UO law professor Michelle McKinley’s paper “Illicit Intimacies and Fractional Freedoms: Slavery, Legal Activism and Ecclesiastical Courts in Colonial Lima” is now available online in the Spring 2010 issue of CSWS Research Matters. CSWS supported McKinley’s work with a 2009 Faculty Research Grant.
“My work situates enslaved women as legal agents who simultaneously occupied multiple identities as mistresses, workers, wives, mothers, wet nurses, and domestics that conditioned their experience of slavery. Despite the variable outcomes of their lawsuits, I show how enslaved women used channels of affection and sexuality to access freedom and prevent the generational transmission of enslavement to their children. Although attentive to the overarching oppressive structures of slavery, my project reveals instances in the lives of enslaved women when they acted as subjects other than human property.

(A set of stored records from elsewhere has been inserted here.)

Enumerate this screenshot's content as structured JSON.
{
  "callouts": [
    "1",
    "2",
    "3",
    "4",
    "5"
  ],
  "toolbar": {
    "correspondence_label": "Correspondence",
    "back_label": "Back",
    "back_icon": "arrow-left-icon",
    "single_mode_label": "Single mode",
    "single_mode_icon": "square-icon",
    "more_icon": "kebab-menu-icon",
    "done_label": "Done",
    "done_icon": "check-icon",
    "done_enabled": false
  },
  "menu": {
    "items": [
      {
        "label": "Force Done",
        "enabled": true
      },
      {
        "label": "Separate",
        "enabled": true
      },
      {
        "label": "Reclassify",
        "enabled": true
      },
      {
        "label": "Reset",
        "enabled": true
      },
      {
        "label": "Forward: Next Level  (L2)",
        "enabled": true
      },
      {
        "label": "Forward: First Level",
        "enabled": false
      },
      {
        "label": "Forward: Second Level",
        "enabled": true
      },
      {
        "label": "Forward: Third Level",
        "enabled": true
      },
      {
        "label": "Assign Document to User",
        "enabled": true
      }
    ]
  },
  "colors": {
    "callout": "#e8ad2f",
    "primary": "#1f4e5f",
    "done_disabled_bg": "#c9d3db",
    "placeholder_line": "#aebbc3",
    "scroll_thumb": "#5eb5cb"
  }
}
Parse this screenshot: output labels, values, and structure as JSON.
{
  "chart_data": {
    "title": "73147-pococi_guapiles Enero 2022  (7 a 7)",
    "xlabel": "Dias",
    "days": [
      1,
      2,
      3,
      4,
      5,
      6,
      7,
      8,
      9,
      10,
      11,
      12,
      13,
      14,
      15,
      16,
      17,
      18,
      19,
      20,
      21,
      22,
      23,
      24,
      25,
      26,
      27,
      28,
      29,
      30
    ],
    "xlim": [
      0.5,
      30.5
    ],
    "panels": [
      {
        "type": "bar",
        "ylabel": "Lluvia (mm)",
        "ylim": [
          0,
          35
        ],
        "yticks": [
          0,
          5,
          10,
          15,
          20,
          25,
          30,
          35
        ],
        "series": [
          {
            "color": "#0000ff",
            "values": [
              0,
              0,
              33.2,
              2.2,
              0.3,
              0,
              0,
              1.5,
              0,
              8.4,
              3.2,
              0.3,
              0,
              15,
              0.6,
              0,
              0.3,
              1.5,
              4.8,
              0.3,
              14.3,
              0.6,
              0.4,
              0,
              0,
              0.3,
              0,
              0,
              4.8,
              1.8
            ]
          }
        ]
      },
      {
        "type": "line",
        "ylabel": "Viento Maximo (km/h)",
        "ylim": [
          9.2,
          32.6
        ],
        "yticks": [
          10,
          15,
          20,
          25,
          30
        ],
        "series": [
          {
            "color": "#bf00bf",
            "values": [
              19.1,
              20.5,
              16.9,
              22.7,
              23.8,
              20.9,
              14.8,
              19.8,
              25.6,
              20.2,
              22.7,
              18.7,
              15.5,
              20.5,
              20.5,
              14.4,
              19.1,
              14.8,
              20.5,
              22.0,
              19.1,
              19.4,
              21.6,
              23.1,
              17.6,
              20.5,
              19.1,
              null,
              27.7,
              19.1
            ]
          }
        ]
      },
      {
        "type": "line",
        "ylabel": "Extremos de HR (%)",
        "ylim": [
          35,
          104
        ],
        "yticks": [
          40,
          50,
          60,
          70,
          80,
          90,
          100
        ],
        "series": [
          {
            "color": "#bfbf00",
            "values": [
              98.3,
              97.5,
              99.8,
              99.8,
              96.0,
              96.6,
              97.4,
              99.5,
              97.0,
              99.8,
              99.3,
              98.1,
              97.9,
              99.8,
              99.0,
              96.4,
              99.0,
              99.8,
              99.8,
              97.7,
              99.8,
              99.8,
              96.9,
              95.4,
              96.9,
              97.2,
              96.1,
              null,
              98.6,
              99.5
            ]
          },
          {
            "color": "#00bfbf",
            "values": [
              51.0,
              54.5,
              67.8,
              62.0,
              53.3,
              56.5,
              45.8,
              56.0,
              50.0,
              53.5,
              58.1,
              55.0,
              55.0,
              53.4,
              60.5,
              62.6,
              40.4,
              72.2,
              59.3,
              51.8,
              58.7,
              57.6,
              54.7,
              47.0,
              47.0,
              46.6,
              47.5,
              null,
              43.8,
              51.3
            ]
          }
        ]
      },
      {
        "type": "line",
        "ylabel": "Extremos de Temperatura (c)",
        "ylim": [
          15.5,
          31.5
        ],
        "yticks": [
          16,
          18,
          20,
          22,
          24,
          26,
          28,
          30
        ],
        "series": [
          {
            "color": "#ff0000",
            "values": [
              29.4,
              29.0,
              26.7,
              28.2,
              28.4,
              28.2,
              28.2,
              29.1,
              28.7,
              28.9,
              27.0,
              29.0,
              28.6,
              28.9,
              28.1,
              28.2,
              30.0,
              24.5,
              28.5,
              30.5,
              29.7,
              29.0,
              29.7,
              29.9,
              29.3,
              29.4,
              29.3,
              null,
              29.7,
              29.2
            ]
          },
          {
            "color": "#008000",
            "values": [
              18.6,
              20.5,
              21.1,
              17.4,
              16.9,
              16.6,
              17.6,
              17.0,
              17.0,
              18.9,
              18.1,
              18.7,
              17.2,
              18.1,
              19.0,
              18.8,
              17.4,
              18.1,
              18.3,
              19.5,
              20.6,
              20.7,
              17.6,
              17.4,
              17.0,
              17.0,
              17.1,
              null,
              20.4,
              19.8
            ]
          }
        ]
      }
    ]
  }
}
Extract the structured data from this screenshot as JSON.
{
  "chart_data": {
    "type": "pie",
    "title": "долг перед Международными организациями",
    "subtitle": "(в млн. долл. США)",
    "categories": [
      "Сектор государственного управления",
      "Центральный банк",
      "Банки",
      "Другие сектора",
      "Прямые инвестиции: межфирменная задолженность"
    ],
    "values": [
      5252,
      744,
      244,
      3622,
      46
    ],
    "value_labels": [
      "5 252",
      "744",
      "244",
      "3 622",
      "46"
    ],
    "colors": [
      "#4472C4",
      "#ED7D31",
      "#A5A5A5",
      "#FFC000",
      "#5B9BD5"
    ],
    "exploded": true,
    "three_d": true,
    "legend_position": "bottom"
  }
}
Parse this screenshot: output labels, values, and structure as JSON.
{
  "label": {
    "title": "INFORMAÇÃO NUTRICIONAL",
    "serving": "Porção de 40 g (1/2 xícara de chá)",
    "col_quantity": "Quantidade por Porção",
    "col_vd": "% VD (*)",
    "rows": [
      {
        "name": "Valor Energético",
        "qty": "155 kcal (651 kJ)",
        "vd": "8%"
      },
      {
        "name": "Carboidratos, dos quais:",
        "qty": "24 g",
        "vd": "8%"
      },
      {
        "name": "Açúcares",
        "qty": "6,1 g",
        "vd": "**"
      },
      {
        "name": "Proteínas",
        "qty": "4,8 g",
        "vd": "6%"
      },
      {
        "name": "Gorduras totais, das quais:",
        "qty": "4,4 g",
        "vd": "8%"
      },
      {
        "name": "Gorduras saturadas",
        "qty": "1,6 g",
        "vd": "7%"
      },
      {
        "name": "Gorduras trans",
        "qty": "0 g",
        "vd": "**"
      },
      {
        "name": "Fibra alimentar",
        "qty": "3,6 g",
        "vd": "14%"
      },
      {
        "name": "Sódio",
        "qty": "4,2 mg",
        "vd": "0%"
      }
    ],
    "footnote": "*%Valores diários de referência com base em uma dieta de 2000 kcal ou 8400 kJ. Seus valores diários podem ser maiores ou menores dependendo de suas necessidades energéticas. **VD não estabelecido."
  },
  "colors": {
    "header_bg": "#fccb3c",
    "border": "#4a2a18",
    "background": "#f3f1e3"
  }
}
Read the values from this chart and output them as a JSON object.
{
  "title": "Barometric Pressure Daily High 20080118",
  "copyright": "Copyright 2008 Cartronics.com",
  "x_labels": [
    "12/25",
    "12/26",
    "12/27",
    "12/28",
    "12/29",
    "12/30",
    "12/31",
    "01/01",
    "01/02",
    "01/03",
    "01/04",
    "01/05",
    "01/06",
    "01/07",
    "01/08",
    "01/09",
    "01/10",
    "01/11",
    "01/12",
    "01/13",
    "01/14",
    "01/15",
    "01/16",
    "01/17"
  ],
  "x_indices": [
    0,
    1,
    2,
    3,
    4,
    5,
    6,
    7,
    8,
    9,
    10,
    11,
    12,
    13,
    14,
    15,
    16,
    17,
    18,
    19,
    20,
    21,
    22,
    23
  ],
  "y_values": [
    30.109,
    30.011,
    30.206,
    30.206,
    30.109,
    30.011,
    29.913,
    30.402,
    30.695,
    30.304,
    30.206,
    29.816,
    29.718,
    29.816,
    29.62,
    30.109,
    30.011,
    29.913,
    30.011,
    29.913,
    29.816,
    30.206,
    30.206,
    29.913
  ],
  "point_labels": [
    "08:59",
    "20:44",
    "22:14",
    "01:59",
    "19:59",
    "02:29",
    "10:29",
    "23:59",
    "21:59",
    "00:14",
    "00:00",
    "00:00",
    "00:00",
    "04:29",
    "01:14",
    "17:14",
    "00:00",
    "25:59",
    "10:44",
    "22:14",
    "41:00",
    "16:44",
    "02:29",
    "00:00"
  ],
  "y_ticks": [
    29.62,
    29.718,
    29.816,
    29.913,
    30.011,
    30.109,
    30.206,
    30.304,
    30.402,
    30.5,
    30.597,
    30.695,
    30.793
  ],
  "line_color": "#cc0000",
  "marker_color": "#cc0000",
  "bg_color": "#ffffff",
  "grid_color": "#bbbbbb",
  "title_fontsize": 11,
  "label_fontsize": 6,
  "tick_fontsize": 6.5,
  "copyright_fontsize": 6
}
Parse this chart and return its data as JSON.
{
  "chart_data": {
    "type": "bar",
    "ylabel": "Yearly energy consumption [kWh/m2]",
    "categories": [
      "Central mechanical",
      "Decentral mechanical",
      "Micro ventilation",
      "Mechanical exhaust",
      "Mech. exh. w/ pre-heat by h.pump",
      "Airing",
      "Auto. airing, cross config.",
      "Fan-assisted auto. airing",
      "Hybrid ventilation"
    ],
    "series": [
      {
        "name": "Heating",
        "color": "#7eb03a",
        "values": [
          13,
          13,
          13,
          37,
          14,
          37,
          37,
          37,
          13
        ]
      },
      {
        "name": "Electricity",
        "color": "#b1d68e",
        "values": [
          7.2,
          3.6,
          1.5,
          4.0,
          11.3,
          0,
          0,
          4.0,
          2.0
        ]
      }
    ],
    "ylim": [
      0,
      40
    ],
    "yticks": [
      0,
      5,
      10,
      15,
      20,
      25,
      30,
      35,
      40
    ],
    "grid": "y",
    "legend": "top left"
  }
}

“More broadly, a review of the voluminous amounts of slave litigation demonstrates that access to courts indubitably affected the construction of colonial slaveholding societies, potentially constrained the repressive behavior of slave owners, and afforded the enslaved a measure of autonomy over their lives in bondage. A retrospective look at these proceedings tells us how litigants and their advocates strategically exploited the rhetorical power of liberty within the courts, even when their lived realities were decidedly unfree and unequal,” McKinley writes.